Immunohistochemistry (IHC) is used to guide treatment decisions in multiple cancer types. For treatment with checkpoint inhibitors, programmed death ligand 1 (PD-L1) IHC is used as a companion diagnostic. However, the scoring of PD-L1 is complicated by its expression in cancer and immune cells. Separation of cancer and noncancer regions is needed to calculate tumor proportion scores (TPS) of PD-L1, which is based on the percentage of PD-L1-positive cancer cells. Evaluation of PD-L1 expression requires highly experienced pathologists and is often challenging and time-consuming. Here, we used a multi-institutional cohort of 77 lung cancer cases stained centrally with the PD-L1 22C3 clone. We developed a 4-step pipeline for measuring TPS that includes the coregistration of hematoxylin and eosin, PD-L1, and negative control (NC) digital slides for exclusion of necrosis, segmentation of cancer regions, and quantification of PD-L1+ cells.
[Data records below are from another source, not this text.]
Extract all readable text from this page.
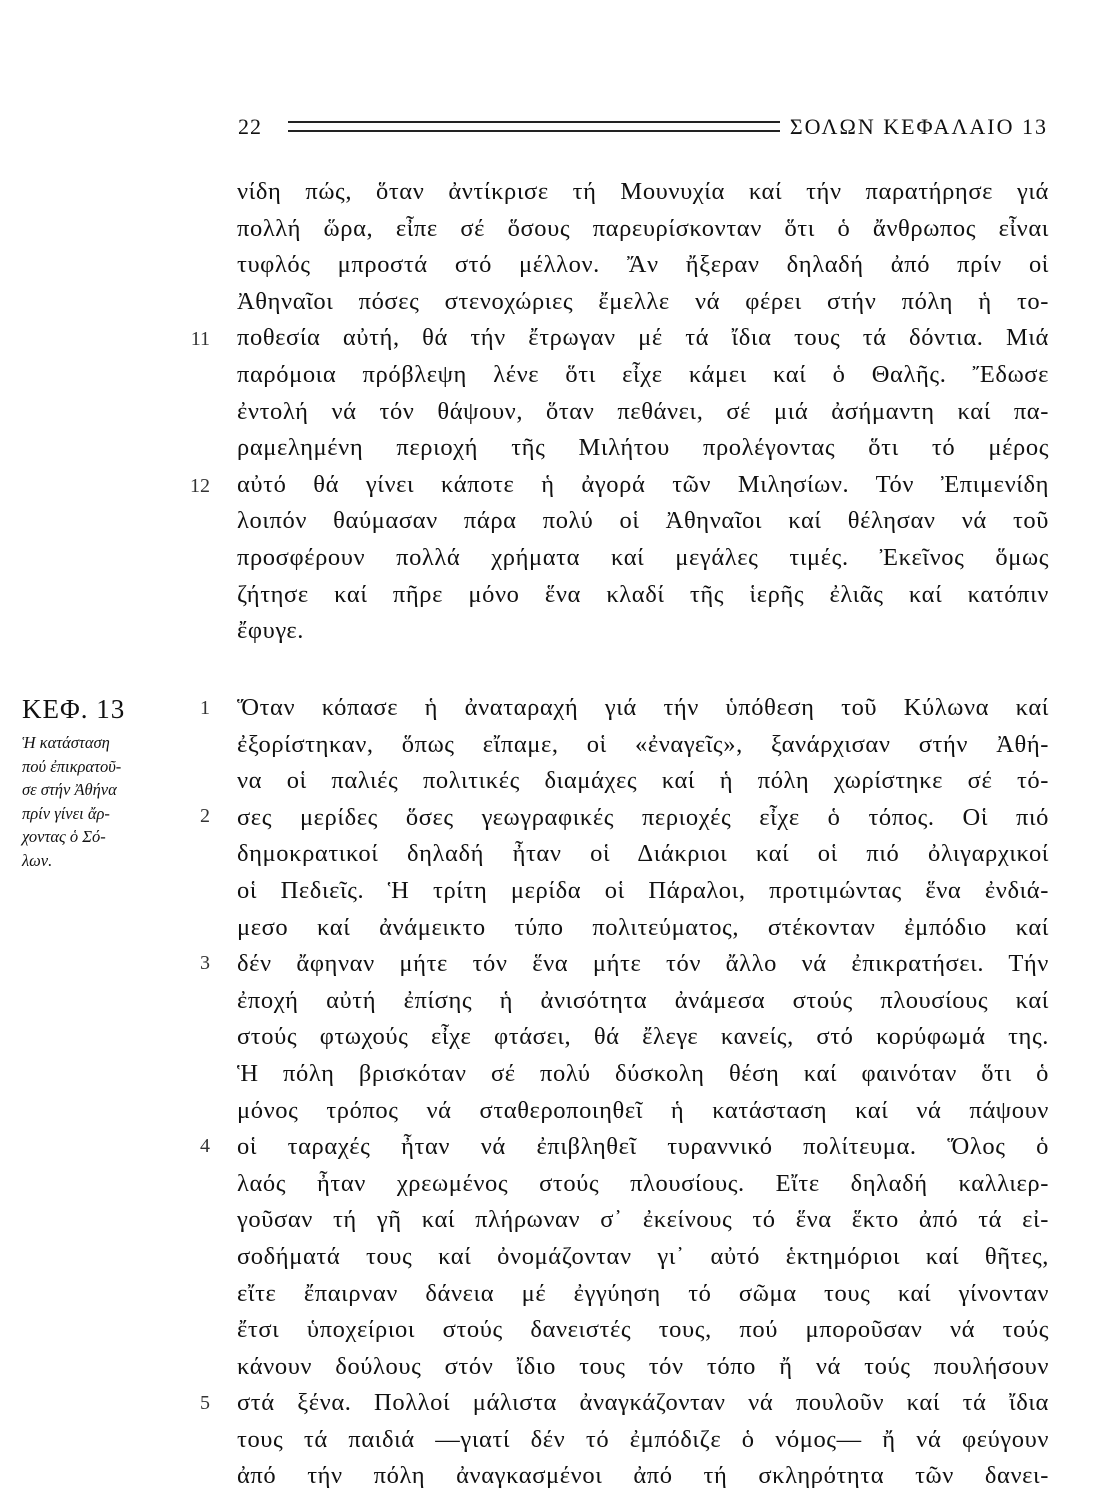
22	ΣΟΛΩΝ ΚΕΦΑΛΑΙΟ 13
νίδη πώς, ὅταν ἀντίκρισε τή Μουνυχία καί τήν παρατήρησε γιά
πολλή ὥρα, εἶπε σέ ὅσους παρευρίσκονταν ὅτι ὁ ἄνθρωπος εἶναι
τυφλός μπροστά στό μέλλον. Ἄν ἤξεραν δηλαδή ἀπό πρίν οἱ
Ἀθηναῖοι πόσες στενοχώριες ἔμελλε νά φέρει στήν πόλη ἡ το-
ποθεσία αὐτή, θά τήν ἔτρωγαν μέ τά ἴδια τους τά δόντια. Μιά
παρόμοια πρόβλεψη λένε ὅτι εἶχε κάμει καί ὁ Θαλῆς. Ἔδωσε
ἐντολή νά τόν θάψουν, ὅταν πεθάνει, σέ μιά ἀσήμαντη καί πα-
ραμελημένη περιοχή τῆς Μιλήτου προλέγοντας ὅτι τό μέρος
αὐτό θά γίνει κάποτε ἡ ἀγορά τῶν Μιλησίων. Τόν Ἐπιμενίδη
λοιπόν θαύμασαν πάρα πολύ οἱ Ἀθηναῖοι καί θέλησαν νά τοῦ
προσφέρουν πολλά χρήματα καί μεγάλες τιμές. Ἐκεῖνος ὅμως
ζήτησε καί πῆρε μόνο ἕνα κλαδί τῆς ἱερῆς ἐλιᾶς καί κατόπιν
ἔφυγε.
11
12
ΚΕΦ. 13
Ἡ κατάσταση
πού ἐπικρατοῦ-
σε στήν Ἀθήνα
πρίν γίνει ἄρ-
χοντας ὁ Σό-
λων.
Ὅταν κόπασε ἡ ἀναταραχή γιά τήν ὑπόθεση τοῦ Κύλωνα καί
ἐξορίστηκαν, ὅπως εἴπαμε, οἱ «ἐναγεῖς», ξανάρχισαν στήν Ἀθή-
να οἱ παλιές πολιτικές διαμάχες καί ἡ πόλη χωρίστηκε σέ τό-
σες μερίδες ὅσες γεωγραφικές περιοχές εἶχε ὁ τόπος. Οἱ πιό
δημοκρατικοί δηλαδή ἦταν οἱ Διάκριοι καί οἱ πιό ὀλιγαρχικοί
οἱ Πεδιεῖς. Ἡ τρίτη μερίδα οἱ Πάραλοι, προτιμώντας ἕνα ἐνδιά-
μεσο καί ἀνάμεικτο τύπο πολιτεύματος, στέκονταν ἐμπόδιο καί
δέν ἄφηναν μήτε τόν ἕνα μήτε τόν ἄλλο νά ἐπικρατήσει. Τήν
ἐποχή αὐτή ἐπίσης ἡ ἀνισότητα ἀνάμεσα στούς πλουσίους καί
στούς φτωχούς εἶχε φτάσει, θά ἔλεγε κανείς, στό κορύφωμά της.
Ἡ πόλη βρισκόταν σέ πολύ δύσκολη θέση καί φαινόταν ὅτι ὁ
μόνος τρόπος νά σταθεροποιηθεῖ ἡ κατάσταση καί νά πάψουν
οἱ ταραχές ἦταν νά ἐπιβληθεῖ τυραννικό πολίτευμα. Ὅλος ὁ
λαός ἦταν χρεωμένος στούς πλουσίους. Εἴτε δηλαδή καλλιερ-
γοῦσαν τή γῆ καί πλήρωναν σ᾽ ἐκείνους τό ἕνα ἕκτο ἀπό τά εἰ-
σοδήματά τους καί ὀνομάζονταν γι᾽ αὐτό ἑκτημόριοι καί θῆτες,
εἴτε ἔπαιρναν δάνεια μέ ἐγγύηση τό σῶμα τους καί γίνονταν
ἔτσι ὑποχείριοι στούς δανειστές τους, πού μποροῦσαν νά τούς
κάνουν δούλους στόν ἴδιο τους τόν τόπο ἤ νά τούς πουλήσουν
στά ξένα. Πολλοί μάλιστα ἀναγκάζονταν νά πουλοῦν καί τά ἴδια
τους τά παιδιά —γιατί δέν τό ἐμπόδιζε ὁ νόμος— ἤ νά φεύγουν
ἀπό τήν πόλη ἀναγκασμένοι ἀπό τή σκληρότητα τῶν δανει-
1
2
3
4
5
As cancer segmentation is a challenging step for TPS generation, we trained DeepLab V3 in the Visiopharm software package to outline cancer regions in PD-L1 and NC images and evaluated the model performance by mean intersection over union (mIoU) against manual outlines. Only 14 cases were required to accomplish a mIoU of 0.82 for cancer segmentation in hematoxylin-stained NC cases. For PD-L1-stained slides, a model trained on PD-L1 tiles augmented by registered NC tiles achieved a mIoU of 0.79. In segmented cancer regions from whole slide images, the digital TPS achieved an accuracy of 75% against the manual TPS scores from the pathology report. Major reasons for algorithmic inaccuracies include the inclusion of immune cells in cancer outlines and poor nuclear segmentation of cancer cells. Our transparent and stepwise approach and performance metrics can be applied to any IHC assay to provide pathologists with important insights on when to apply and how to evaluate commercial automated IHC scoring systems.

Keywords: cancer segmentation; digital pathology; programmed death ligand 1; tumor proportion scores.